CASPER, Wyo. — The Casper City Council discussed an amendment to the Municipal Code that would extend some fire safety regulations to mobile food vendors operating out of trailers during their Tuesday, May 14 work session.
The amendment would mean that each mobile food vendor, whether it is in a trailer or a vehicle, would be subject to the same fire code regulations. Mobile vendors that operate in non-enclosed cooking spaces would not be affected by the code.
Council passed the amendment on first reading during their May 7 meeting, but discussed the issue after Councilman Steve Freel asked during that meeting that time during the work session be spent discussing it.
Some of the Council members expressed support during the work session for the amendment, saying that it would provide consistency to the City’s fire code regulations.
However, Councilman Bob Hopkins expressed some hesitation, saying that certain ovens have been built specifically to rely on safety measures that would be an exception to the requirements the fire department wants them to adopt.

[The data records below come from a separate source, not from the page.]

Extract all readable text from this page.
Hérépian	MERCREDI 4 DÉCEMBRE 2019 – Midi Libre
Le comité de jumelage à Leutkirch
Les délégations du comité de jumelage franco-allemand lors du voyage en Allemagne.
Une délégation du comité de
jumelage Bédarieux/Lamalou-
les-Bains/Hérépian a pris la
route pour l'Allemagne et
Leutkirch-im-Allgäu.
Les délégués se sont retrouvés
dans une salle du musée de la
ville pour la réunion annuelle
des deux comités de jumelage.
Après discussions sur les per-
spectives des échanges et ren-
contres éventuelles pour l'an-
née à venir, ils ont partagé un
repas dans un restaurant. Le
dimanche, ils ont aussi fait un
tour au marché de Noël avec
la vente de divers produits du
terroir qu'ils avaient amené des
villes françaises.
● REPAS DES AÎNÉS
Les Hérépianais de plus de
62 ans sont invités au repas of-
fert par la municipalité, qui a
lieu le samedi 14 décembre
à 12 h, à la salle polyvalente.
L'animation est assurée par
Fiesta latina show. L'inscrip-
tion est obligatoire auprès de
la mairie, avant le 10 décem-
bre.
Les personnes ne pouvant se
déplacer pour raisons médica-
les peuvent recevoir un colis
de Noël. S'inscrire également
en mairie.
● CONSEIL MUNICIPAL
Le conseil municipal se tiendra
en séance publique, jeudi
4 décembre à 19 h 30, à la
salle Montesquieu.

“The use of hoods is different depending on what is being cooked inside,” he said. “Some of these pizza ovens are designed not to have a hood.”
Vice Mayor Shawn Johnson offered a similar perspective.
“Aren’t they manufactured according to a fire code already?” he said.
“I think we need to be a little careful how we do this.”
Hopkins, Freel and Councilwoman Khyrstyn Lutz said that they’d like to reach out to other communities in or out of state to see how they oversee various mobile food vendors.
Much of the discussion centered around a discussion between the City and Blackbird Wood Fired Pizza and Provisions owner Josh Barhaug. Barhaug has said that the new amendment could prevent him from operating in Casper because it would require him to install a Type 1 hood system which he says is unnecessary and potentially dangerous given the wood fired oven installed in the Blackbird trailer.
Councilman Mike Huber said that he thought safety was a serious concern with mobile food vendors and thought the Council should move ahead with the amendment.
“Google food truck explosions,” Huber said. “There are some pretty impressive fires that you’ll see.”
Councilman Ray Pacheco said he agreed with Huber’s comments.
Another question from Councilman Chris Walsh came up as to whether mobile food vendors had appeal options should they be refused a permit.
Contradictory answers were given. City Attorney John Henley said that no appeals process was in place, outside of vendors’ right to petition the Council to make ordinance changes.
Ryan Neff of the Casper Fire-EMS Department said that vendors have the opportunity to appeal any inspection decisions to the International Code Council, who oversee International Fire Code regulations.
Casper Mayor Charlie Powell initially said that the discussion surrounding Blackbird was separate from the amendment the Council was discussing.
“At the end of the day, we just need to know whether or not Council is comfortable with the safety regulations,” he said.
However, Lutz pointed out that the proposed amendment would directly apply to Blackbird since Barhaug operates his kitchen out of a trailer.
Powell acknowledged Lutz’s point: “He was exempt from this before because he was a trailer,” he said.
Freel said that on the one hand, he was in support of consistency, but said he thought there should be some other considerations.
“I think that we should be consistent across the board,” he said. “There’s got to be some sort of a test to be able to say when there are too many grease laden vapors.”
City Manager Carter Napier said that his understanding of food trucks had changed over time.
“Some of these food trucks can be quite elaborate,” Napier said. “I had no idea before we got into this that that would be the case.”
He added that his question at this point is whether these elaborate mobile food vendors should be treated like commercial kitchens.
Casper Fire-EMS Chief Thomas Solberg said that one problem with allowing exceptions for specialized ovens during the permitting process would be that the inspectors had no way to guarantee what the ovens would be used for once the vendor received permitting.
While an oven may not need the Type 1 hood if it were cooking one item, Solberg said that cooking other items in the oven might cause higher amounts of “grease laden vapors,” which the hoods are meant to safely divert.
Neff added that even restaurants which remodel may be required to implement further fire safety measures. He explained that restaurants and mobile food vendors are dealt with differently when it comes to fire code regulations due to the fact that mobile vendors have to obtain annual permitting, but restaurants are only required to make adjustments to meet the code if things like remodeling or ownership transfers occur.
Freel said that he thought the Council should at least look into the issue further.
“I’m all about safety,” he said, adding, “I’m tired of seeing businesses leave.”
Hopkins said that he may offer an amendment during the second reading of the amendment, which is scheduled for Council’s May 21 meeting.